In the demo output of our crawler, notice how it printed the depth of the current crawl at left, then indented slightly based on the current depth, then printed a single word meant to indicate what is being done, then printed the URL. By ensuring a consistent format, and choosing a simple/unique word for each type of line, we can post-process the output with grep, awk, and so forth, enabling us to run various checks on the output of the crawler. (Much better than a mish-mash of arbitrary output formats!) The code IgnDupl meant the crawler was ignoring a duplicate URL (one it had seen before), and IgnExtrn meant the crawler was ignoring an ‘external’ URL (because we limit CS50 crawlers to our webserver to avoid causing trouble on any real webservers).

All of this ‘logging’ output was produced by a simple function:

// log one word (1-9 chars) about a given url                                   
static void logr(const char *word, const int depth, const char *url)
{
  printf("%2d %*s%9s: %s\n", depth, depth, "", word, url);
}

The program thus has just one printf call; if we want to tweak the format, we just need to edit one line and not every log-type printf in the code.

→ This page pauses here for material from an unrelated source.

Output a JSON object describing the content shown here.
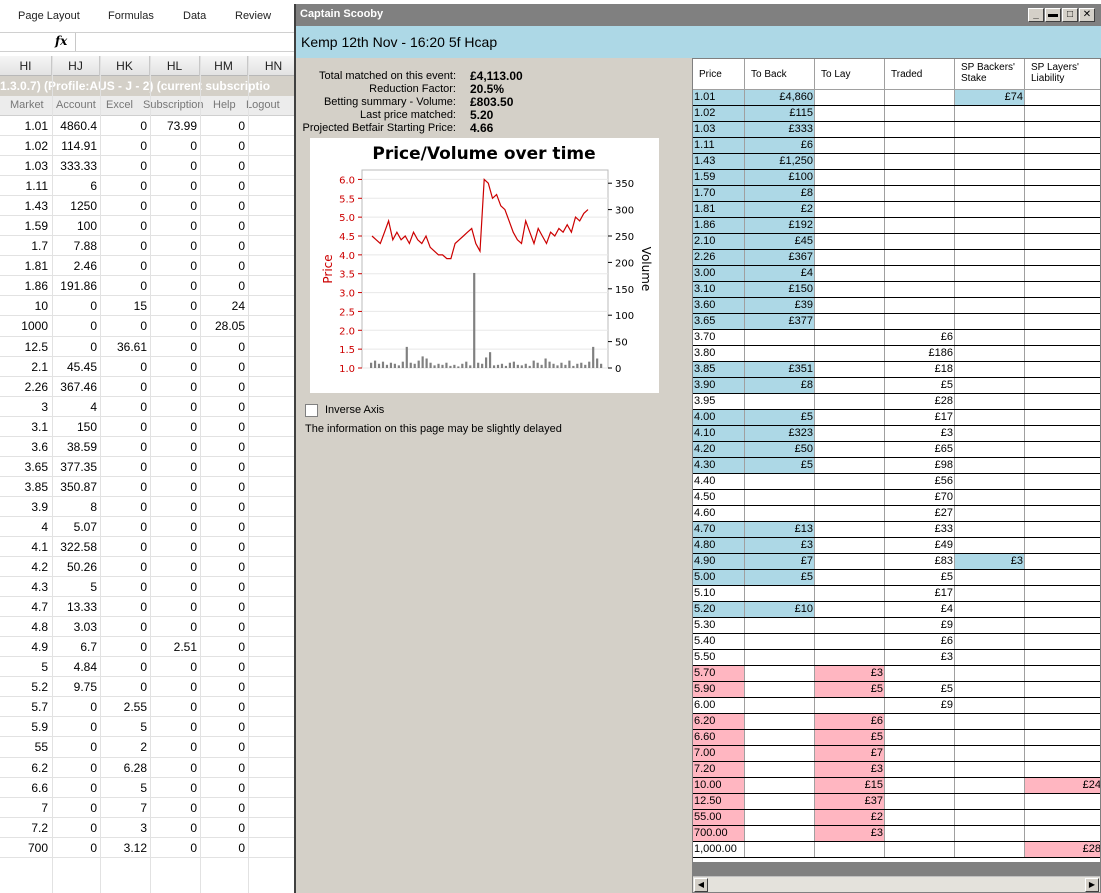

Actually, the code is like this:

// log one word (1-9 chars) about a given url                                   
static void logr(const char *word, const int depth, const char *url)
{
#ifdef APPTEST
  printf("%2d %*s%9s: %s\n", depth, depth, "", word, url);
#else
  ;
#endif
}

Notice the #ifdef block that can be triggered by a compile-time switch.

Anyway, at strategic points in the code, there is a call like this one:

logr("Fetched", page->depth, page->url);

Such code is compact, readable, maintainable, and can be entirely flipped on and off with one #ifdef.